Spending is Spending
The first issue with spending money on experiences versus things, is that it is still spending. If your budget is not in order, then spending money on anything could be a bad idea. Often the advice of buying experiences and not things leave out the part about saving and investing first.
Think of it like this. If we look at two different people, one who spends all their money on cars, clothes, jewelry, and other consumables, and the other who spends all their money on vacations. Assuming both make about the same and neither have any retirement savings, then who is better off?
I’m not suggesting that everyone who buys things or experiences is living on the edge. But there is often no advice stating that you should live on a budget before buying experiences. A lot of the advice that you see simply suggests that buying experiences is a better financial strategy than buying things. This is obviously not the case.

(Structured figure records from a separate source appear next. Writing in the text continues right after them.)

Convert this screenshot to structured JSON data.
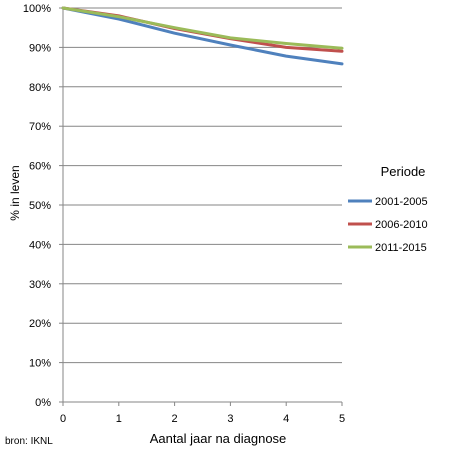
{
  "chart_data": {
    "type": "line",
    "x": [
      0,
      1,
      2,
      3,
      4,
      5
    ],
    "xlim": [
      0,
      5
    ],
    "ylim": [
      0,
      100
    ],
    "xticks": [
      "0",
      "1",
      "2",
      "3",
      "4",
      "5"
    ],
    "yticks": [
      "0%",
      "10%",
      "20%",
      "30%",
      "40%",
      "50%",
      "60%",
      "70%",
      "80%",
      "90%",
      "100%"
    ],
    "xlabel": "Aantal jaar na diagnose",
    "ylabel": "% in leven",
    "grid": true,
    "legend": {
      "title": "Periode",
      "placement": "right"
    },
    "series": [
      {
        "name": "2001-2005",
        "color": "#4F81BD",
        "values": [
          100,
          97.2,
          93.6,
          90.6,
          87.8,
          85.8
        ]
      },
      {
        "name": "2006-2010",
        "color": "#C0504D",
        "values": [
          100,
          98.0,
          94.8,
          92.2,
          90.0,
          89.0
        ]
      },
      {
        "name": "2011-2015",
        "color": "#9BBB59",
        "values": [
          100,
          97.8,
          95.0,
          92.4,
          91.0,
          89.8
        ]
      }
    ]
  },
  "source": "bron: IKNL",
  "colors": {
    "grid": "#868686",
    "axis": "#868686",
    "source_text": "#4F81BD"
  }
}
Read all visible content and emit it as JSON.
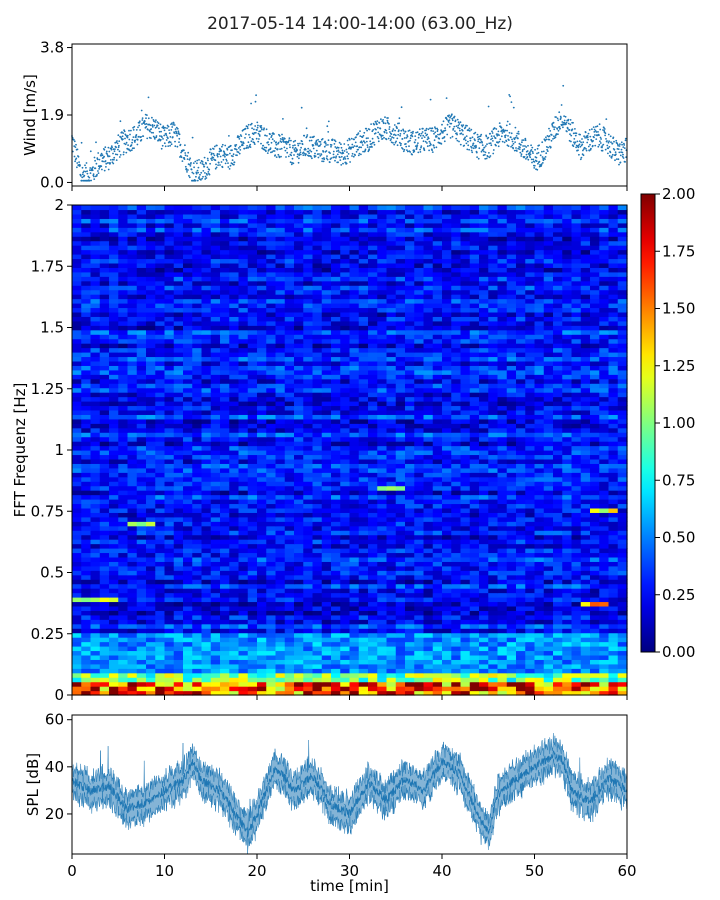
{
  "title": "2017-05-14 14:00-14:00 (63.00_Hz)",
  "chart_data": [
    {
      "type": "scatter",
      "panel": "wind",
      "xlabel": "",
      "ylabel": "Wind [m/s]",
      "xlim": [
        0,
        60
      ],
      "ylim": [
        -0.1,
        3.9
      ],
      "yticks": [
        "0.0",
        "1.9",
        "3.8"
      ],
      "ytick_values": [
        0.0,
        1.9,
        3.8
      ],
      "marker_color": "#1f77b4",
      "points_per_minute": 30,
      "trend_knots": {
        "x": [
          0,
          1,
          2,
          3,
          4,
          5,
          6,
          7,
          8,
          9,
          10,
          11,
          12,
          13,
          14,
          15,
          16,
          17,
          18,
          19,
          20,
          21,
          22,
          23,
          24,
          25,
          26,
          27,
          28,
          29,
          30,
          31,
          32,
          33,
          34,
          35,
          36,
          37,
          38,
          39,
          40,
          41,
          42,
          43,
          44,
          45,
          46,
          47,
          48,
          49,
          50,
          51,
          52,
          53,
          54,
          55,
          56,
          57,
          58,
          59,
          60
        ],
        "y": [
          1.2,
          0.2,
          0.2,
          0.6,
          0.7,
          1.0,
          1.2,
          1.3,
          1.6,
          1.5,
          1.2,
          1.4,
          0.9,
          0.3,
          0.3,
          0.6,
          0.8,
          0.7,
          1.0,
          1.3,
          1.4,
          1.2,
          1.0,
          1.0,
          0.8,
          1.0,
          1.0,
          0.9,
          0.9,
          0.8,
          0.9,
          1.1,
          1.2,
          1.5,
          1.5,
          1.4,
          1.2,
          1.1,
          1.2,
          1.2,
          1.4,
          1.6,
          1.4,
          1.2,
          1.0,
          1.0,
          1.3,
          1.4,
          1.2,
          0.9,
          0.6,
          0.9,
          1.4,
          1.9,
          1.4,
          1.0,
          1.2,
          1.3,
          1.1,
          0.8,
          0.9
        ]
      }
    },
    {
      "type": "heatmap",
      "panel": "spectrogram",
      "ylabel": "FFT Frequenz [Hz]",
      "xlim": [
        0,
        60
      ],
      "ylim": [
        0,
        2
      ],
      "yticks": [
        "0",
        "0.25",
        "0.5",
        "0.75",
        "1",
        "1.25",
        "1.5",
        "1.75",
        "2"
      ],
      "ytick_values": [
        0,
        0.25,
        0.5,
        0.75,
        1,
        1.25,
        1.5,
        1.75,
        2
      ],
      "colormap": "jet",
      "colorbar": {
        "range": [
          0,
          2
        ],
        "ticks": [
          "0.00",
          "0.25",
          "0.50",
          "0.75",
          "1.00",
          "1.25",
          "1.50",
          "1.75",
          "2.00"
        ]
      },
      "grid_columns": 60,
      "grid_rows": 110,
      "features": [
        {
          "freq_range": [
            0.0,
            0.05
          ],
          "level": 1.8
        },
        {
          "freq_range": [
            0.05,
            0.1
          ],
          "level": 1.1
        },
        {
          "freq_range": [
            0.1,
            0.25
          ],
          "level": 0.6
        },
        {
          "time_range": [
            6,
            9
          ],
          "freq": 0.7,
          "level": 1.0
        },
        {
          "time_range": [
            0,
            5
          ],
          "freq": 0.39,
          "level": 1.1
        },
        {
          "time_range": [
            33,
            36
          ],
          "freq": 0.85,
          "level": 1.1
        },
        {
          "time_range": [
            56,
            59
          ],
          "freq": 0.76,
          "level": 1.2
        },
        {
          "time_range": [
            55,
            58
          ],
          "freq": 0.37,
          "level": 1.4
        }
      ]
    },
    {
      "type": "area",
      "panel": "spl",
      "xlabel": "time [min]",
      "ylabel": "SPL [dB]",
      "xlim": [
        0,
        60
      ],
      "ylim": [
        3,
        62
      ],
      "xticks": [
        "0",
        "10",
        "20",
        "30",
        "40",
        "50",
        "60"
      ],
      "xtick_values": [
        0,
        10,
        20,
        30,
        40,
        50,
        60
      ],
      "yticks": [
        "20",
        "40",
        "60"
      ],
      "ytick_values": [
        20,
        40,
        60
      ],
      "color": "#1f77b4",
      "center": {
        "x": [
          0,
          2,
          4,
          6,
          8,
          10,
          12,
          13,
          14,
          16,
          18,
          19,
          20,
          22,
          24,
          26,
          28,
          30,
          32,
          34,
          36,
          38,
          40,
          42,
          44,
          45,
          46,
          48,
          50,
          52,
          53,
          54,
          56,
          58,
          60
        ],
        "y": [
          34,
          30,
          32,
          22,
          25,
          30,
          34,
          42,
          34,
          30,
          18,
          12,
          20,
          40,
          30,
          36,
          24,
          20,
          33,
          26,
          35,
          30,
          42,
          37,
          18,
          12,
          28,
          35,
          40,
          45,
          43,
          30,
          25,
          35,
          30
        ]
      },
      "half_width": 6
    }
  ]
}
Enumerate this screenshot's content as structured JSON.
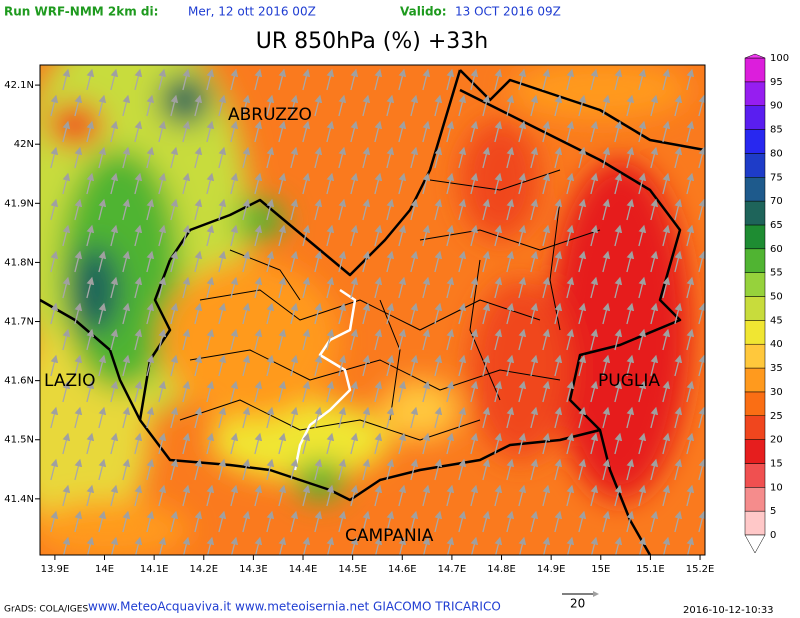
{
  "header": {
    "run_label": "Run WRF-NMM 2km di:",
    "run_date": "Mer, 12 ott 2016 00Z",
    "valid_label": "Valido:",
    "valid_date": "13 OCT 2016 09Z"
  },
  "title": "UR 850hPa (%) +33h",
  "axes": {
    "xlim": [
      13.87,
      15.21
    ],
    "ylim": [
      41.305,
      42.134
    ],
    "xticks": [
      {
        "value": 13.9,
        "label": "13.9E"
      },
      {
        "value": 14.0,
        "label": "14E"
      },
      {
        "value": 14.1,
        "label": "14.1E"
      },
      {
        "value": 14.2,
        "label": "14.2E"
      },
      {
        "value": 14.3,
        "label": "14.3E"
      },
      {
        "value": 14.4,
        "label": "14.4E"
      },
      {
        "value": 14.5,
        "label": "14.5E"
      },
      {
        "value": 14.6,
        "label": "14.6E"
      },
      {
        "value": 14.7,
        "label": "14.7E"
      },
      {
        "value": 14.8,
        "label": "14.8E"
      },
      {
        "value": 14.9,
        "label": "14.9E"
      },
      {
        "value": 15.0,
        "label": "15E"
      },
      {
        "value": 15.1,
        "label": "15.1E"
      },
      {
        "value": 15.2,
        "label": "15.2E"
      }
    ],
    "yticks": [
      {
        "value": 42.1,
        "label": "42.1N"
      },
      {
        "value": 42.0,
        "label": "42N"
      },
      {
        "value": 41.9,
        "label": "41.9N"
      },
      {
        "value": 41.8,
        "label": "41.8N"
      },
      {
        "value": 41.7,
        "label": "41.7N"
      },
      {
        "value": 41.6,
        "label": "41.6N"
      },
      {
        "value": 41.5,
        "label": "41.5N"
      },
      {
        "value": 41.4,
        "label": "41.4N"
      }
    ]
  },
  "regions": [
    "ABRUZZO",
    "LAZIO",
    "PUGLIA",
    "CAMPANIA"
  ],
  "colorbar": {
    "levels": [
      0,
      5,
      10,
      15,
      20,
      25,
      30,
      35,
      40,
      45,
      50,
      55,
      60,
      65,
      70,
      75,
      80,
      85,
      90,
      95,
      100
    ],
    "colors": [
      "#ffc8c8",
      "#f58c8c",
      "#f05050",
      "#e61e1e",
      "#f0461e",
      "#fa6e14",
      "#ff9a1e",
      "#ffc83c",
      "#f0e632",
      "#c8dc3c",
      "#96d23c",
      "#50b432",
      "#1e8c32",
      "#1e645a",
      "#1e5a8c",
      "#1e3cc8",
      "#2828f0",
      "#5a1ef0",
      "#961ef0",
      "#dc1edc"
    ],
    "under_color": "#ffffff",
    "over_color": "#f03cf0"
  },
  "footer": {
    "credit": "GrADS: COLA/IGES",
    "sites": "www.MeteoAcquaviva.it www.meteoisernia.net GIACOMO TRICARICO",
    "vector_scale": "20",
    "timestamp": "2016-10-12-10:33"
  }
}
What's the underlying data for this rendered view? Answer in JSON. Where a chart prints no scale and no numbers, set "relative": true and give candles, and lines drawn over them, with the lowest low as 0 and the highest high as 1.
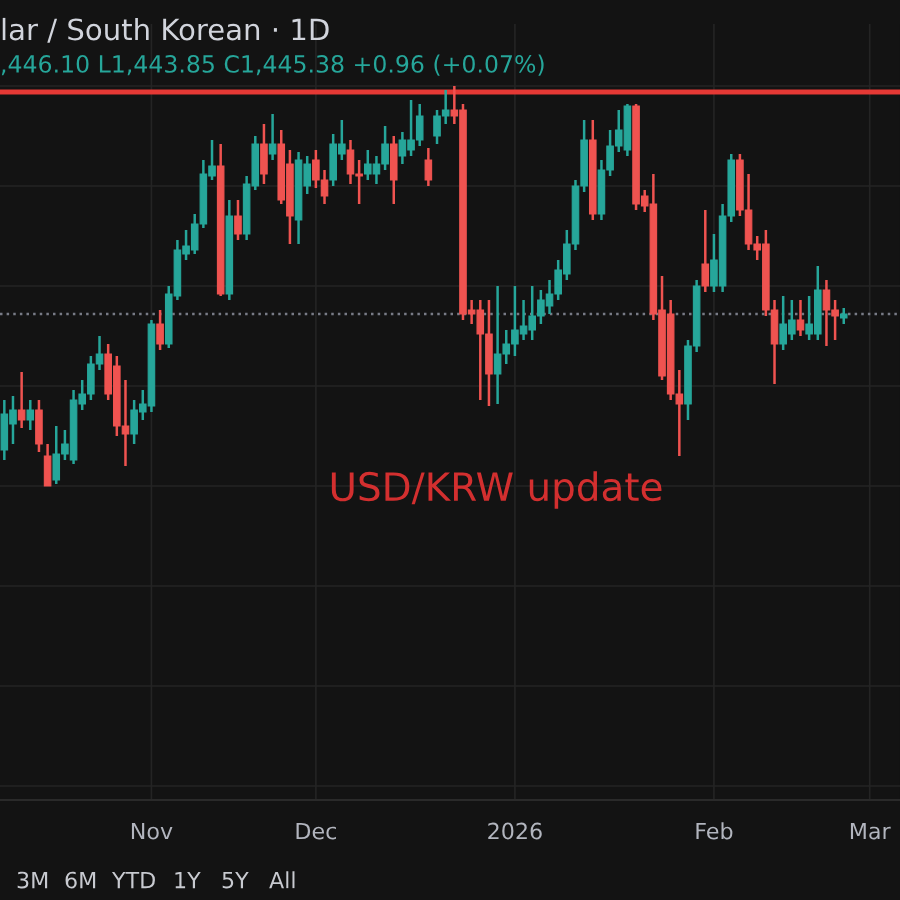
{
  "chart_data": {
    "type": "candlestick",
    "relative": true,
    "title": "lar / South Korean · 1D",
    "subtitle": ",446.10 L1,443.85 C1,445.38 +0.96 (+0.07%)",
    "categories": [
      null,
      null,
      null,
      null,
      null,
      null,
      null,
      null,
      null,
      null,
      null,
      null,
      null,
      null,
      null,
      null,
      null,
      "Nov",
      null,
      null,
      null,
      null,
      null,
      null,
      null,
      null,
      null,
      null,
      null,
      null,
      null,
      null,
      null,
      null,
      null,
      null,
      "Dec",
      null,
      null,
      null,
      null,
      null,
      null,
      null,
      null,
      null,
      null,
      null,
      null,
      null,
      null,
      null,
      null,
      null,
      null,
      null,
      null,
      null,
      null,
      "2026",
      null,
      null,
      null,
      null,
      null,
      null,
      null,
      null,
      null,
      null,
      null,
      null,
      null,
      null,
      null,
      null,
      null,
      null,
      null,
      null,
      null,
      null,
      "Feb",
      null,
      null,
      null,
      null,
      null,
      null,
      null,
      null,
      null,
      null,
      null,
      null,
      null,
      null,
      null,
      null,
      null,
      "Mar"
    ],
    "ohlc": [
      [
        0.09,
        0.215,
        0.065,
        0.18
      ],
      [
        0.155,
        0.225,
        0.105,
        0.19
      ],
      [
        0.19,
        0.285,
        0.145,
        0.165
      ],
      [
        0.165,
        0.215,
        0.14,
        0.19
      ],
      [
        0.19,
        0.215,
        0.085,
        0.105
      ],
      [
        0.075,
        0.105,
        0,
        0
      ],
      [
        0.015,
        0.15,
        0.005,
        0.08
      ],
      [
        0.08,
        0.14,
        0.065,
        0.105
      ],
      [
        0.065,
        0.24,
        0.055,
        0.215
      ],
      [
        0.205,
        0.265,
        0.19,
        0.23
      ],
      [
        0.23,
        0.325,
        0.215,
        0.305
      ],
      [
        0.305,
        0.375,
        0.29,
        0.33
      ],
      [
        0.33,
        0.355,
        0.215,
        0.23
      ],
      [
        0.3,
        0.325,
        0.125,
        0.15
      ],
      [
        0.15,
        0.265,
        0.05,
        0.13
      ],
      [
        0.13,
        0.215,
        0.105,
        0.19
      ],
      [
        0.185,
        0.24,
        0.165,
        0.205
      ],
      [
        0.2,
        0.415,
        0.185,
        0.405
      ],
      [
        0.405,
        0.44,
        0.34,
        0.355
      ],
      [
        0.355,
        0.5,
        0.345,
        0.48
      ],
      [
        0.475,
        0.615,
        0.465,
        0.59
      ],
      [
        0.58,
        0.64,
        0.565,
        0.6
      ],
      [
        0.59,
        0.68,
        0.58,
        0.655
      ],
      [
        0.655,
        0.815,
        0.645,
        0.78
      ],
      [
        0.775,
        0.865,
        0.765,
        0.8
      ],
      [
        0.8,
        0.855,
        0.475,
        0.48
      ],
      [
        0.48,
        0.715,
        0.465,
        0.675
      ],
      [
        0.675,
        0.715,
        0.615,
        0.63
      ],
      [
        0.63,
        0.775,
        0.615,
        0.755
      ],
      [
        0.75,
        0.875,
        0.74,
        0.855
      ],
      [
        0.855,
        0.905,
        0.755,
        0.78
      ],
      [
        0.83,
        0.93,
        0.815,
        0.855
      ],
      [
        0.855,
        0.89,
        0.705,
        0.715
      ],
      [
        0.805,
        0.84,
        0.605,
        0.675
      ],
      [
        0.665,
        0.835,
        0.605,
        0.815
      ],
      [
        0.75,
        0.825,
        0.73,
        0.805
      ],
      [
        0.815,
        0.84,
        0.745,
        0.765
      ],
      [
        0.765,
        0.79,
        0.705,
        0.725
      ],
      [
        0.765,
        0.88,
        0.75,
        0.855
      ],
      [
        0.83,
        0.915,
        0.815,
        0.855
      ],
      [
        0.84,
        0.865,
        0.755,
        0.78
      ],
      [
        0.78,
        0.815,
        0.705,
        0.775
      ],
      [
        0.78,
        0.84,
        0.765,
        0.805
      ],
      [
        0.78,
        0.825,
        0.755,
        0.805
      ],
      [
        0.805,
        0.9,
        0.79,
        0.855
      ],
      [
        0.855,
        0.875,
        0.705,
        0.765
      ],
      [
        0.825,
        0.885,
        0.805,
        0.865
      ],
      [
        0.84,
        0.965,
        0.825,
        0.865
      ],
      [
        0.865,
        0.955,
        0.85,
        0.925
      ],
      [
        0.815,
        0.845,
        0.75,
        0.765
      ],
      [
        0.875,
        0.94,
        0.855,
        0.925
      ],
      [
        0.925,
        0.99,
        0.905,
        0.94
      ],
      [
        0.94,
        1,
        0.905,
        0.925
      ],
      [
        0.94,
        0.955,
        0.415,
        0.43
      ],
      [
        0.44,
        0.465,
        0.405,
        0.43
      ],
      [
        0.44,
        0.465,
        0.215,
        0.38
      ],
      [
        0.38,
        0.465,
        0.2,
        0.28
      ],
      [
        0.28,
        0.5,
        0.205,
        0.33
      ],
      [
        0.33,
        0.39,
        0.305,
        0.355
      ],
      [
        0.355,
        0.5,
        0.325,
        0.39
      ],
      [
        0.38,
        0.465,
        0.365,
        0.4
      ],
      [
        0.39,
        0.5,
        0.365,
        0.425
      ],
      [
        0.425,
        0.49,
        0.405,
        0.465
      ],
      [
        0.45,
        0.515,
        0.43,
        0.48
      ],
      [
        0.48,
        0.565,
        0.465,
        0.54
      ],
      [
        0.53,
        0.64,
        0.515,
        0.605
      ],
      [
        0.605,
        0.765,
        0.59,
        0.75
      ],
      [
        0.75,
        0.915,
        0.735,
        0.865
      ],
      [
        0.865,
        0.915,
        0.665,
        0.68
      ],
      [
        0.68,
        0.815,
        0.665,
        0.79
      ],
      [
        0.79,
        0.89,
        0.775,
        0.85
      ],
      [
        0.85,
        0.94,
        0.835,
        0.89
      ],
      [
        0.84,
        0.955,
        0.825,
        0.95
      ],
      [
        0.95,
        0.955,
        0.69,
        0.705
      ],
      [
        0.725,
        0.74,
        0.685,
        0.7
      ],
      [
        0.705,
        0.78,
        0.415,
        0.43
      ],
      [
        0.44,
        0.525,
        0.265,
        0.275
      ],
      [
        0.43,
        0.465,
        0.215,
        0.23
      ],
      [
        0.23,
        0.29,
        0.075,
        0.205
      ],
      [
        0.205,
        0.365,
        0.165,
        0.35
      ],
      [
        0.35,
        0.515,
        0.335,
        0.5
      ],
      [
        0.555,
        0.69,
        0.485,
        0.5
      ],
      [
        0.5,
        0.63,
        0.485,
        0.565
      ],
      [
        0.5,
        0.705,
        0.485,
        0.675
      ],
      [
        0.675,
        0.83,
        0.66,
        0.815
      ],
      [
        0.815,
        0.83,
        0.675,
        0.69
      ],
      [
        0.69,
        0.78,
        0.59,
        0.605
      ],
      [
        0.605,
        0.625,
        0.565,
        0.59
      ],
      [
        0.605,
        0.64,
        0.425,
        0.44
      ],
      [
        0.44,
        0.465,
        0.255,
        0.355
      ],
      [
        0.355,
        0.475,
        0.34,
        0.405
      ],
      [
        0.38,
        0.465,
        0.365,
        0.415
      ],
      [
        0.415,
        0.465,
        0.375,
        0.39
      ],
      [
        0.38,
        0.475,
        0.365,
        0.405
      ],
      [
        0.38,
        0.55,
        0.365,
        0.49
      ],
      [
        0.49,
        0.515,
        0.35,
        0.44
      ],
      [
        0.44,
        0.465,
        0.365,
        0.425
      ],
      [
        0.42,
        0.445,
        0.405,
        0.43
      ],
      null,
      null,
      null
    ],
    "colors": [
      "#26a69a",
      "#26a69a",
      "#ef5350",
      "#26a69a",
      "#ef5350",
      "#ef5350",
      "#26a69a",
      "#26a69a",
      "#26a69a",
      "#26a69a",
      "#26a69a",
      "#26a69a",
      "#ef5350",
      "#ef5350",
      "#ef5350",
      "#26a69a",
      "#26a69a",
      "#26a69a",
      "#ef5350",
      "#26a69a",
      "#26a69a",
      "#26a69a",
      "#26a69a",
      "#26a69a",
      "#26a69a",
      "#ef5350",
      "#26a69a",
      "#ef5350",
      "#26a69a",
      "#26a69a",
      "#ef5350",
      "#26a69a",
      "#ef5350",
      "#ef5350",
      "#26a69a",
      "#26a69a",
      "#ef5350",
      "#ef5350",
      "#26a69a",
      "#26a69a",
      "#ef5350",
      "#ef5350",
      "#26a69a",
      "#26a69a",
      "#26a69a",
      "#ef5350",
      "#26a69a",
      "#26a69a",
      "#26a69a",
      "#ef5350",
      "#26a69a",
      "#26a69a",
      "#ef5350",
      "#ef5350",
      "#ef5350",
      "#ef5350",
      "#ef5350",
      "#26a69a",
      "#26a69a",
      "#26a69a",
      "#26a69a",
      "#26a69a",
      "#26a69a",
      "#26a69a",
      "#26a69a",
      "#26a69a",
      "#26a69a",
      "#26a69a",
      "#ef5350",
      "#26a69a",
      "#26a69a",
      "#26a69a",
      "#26a69a",
      "#ef5350",
      "#ef5350",
      "#ef5350",
      "#ef5350",
      "#ef5350",
      "#ef5350",
      "#26a69a",
      "#26a69a",
      "#ef5350",
      "#26a69a",
      "#26a69a",
      "#26a69a",
      "#ef5350",
      "#ef5350",
      "#ef5350",
      "#ef5350",
      "#ef5350",
      "#26a69a",
      "#26a69a",
      "#ef5350",
      "#26a69a",
      "#26a69a",
      "#ef5350",
      "#ef5350",
      "#26a69a",
      null,
      null,
      null
    ],
    "ref_lines": [
      {
        "axis": "y",
        "value": 0.985,
        "color": "#e53935"
      },
      {
        "axis": "y",
        "value": 0.43,
        "color": "#787b86",
        "line_style": "dotted"
      }
    ],
    "annotations": [
      "USD/KRW update",
      "3M",
      "6M",
      "YTD",
      "1Y",
      "5Y",
      "All"
    ],
    "grid": true
  }
}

Psychologists argue that the human psyche makes no real distinction between the emotional response of buying experiences versus buying things. You get an emotional high from pleasurable experiences the same as you do from material possessions.
Over time the emotional response that you receive diminishes if you are subject to the same stimuli repeatedly. Just like the high of having a new car fades as time goes by, so does the high you receive from eating out at the same fancy restaurant or vacationing to the same destination time and time again.
To keep up the positive feelings you will need to constantly find new places to travel to, new places to eat, and new destinations to find experiences. This behavior can be just as destructive to your budget as continuing to consume material possessions.
It can be argued that experiences are simply another form of materialism. We chase after the next amazing experience only to have it end. Then we must find a new experience to chase after. This behavior does not go unnoticed by the marketing departments of companies in the business of offering up experiences to a hungry consumer base. It is easy to get caught up in an endless cycle of spending to find the next great experience.
Buying experiences can be fulfilling. They bond people together, give us lasting memories, and can give us a sense of purpose. Just beware that there can be wrong reasons for buying life experiences. Sometimes they can be no better than buying things. You would be better served by getting your finances in order, living within your means, and then enjoying experiences that fit your life and your budget. Balance is always key.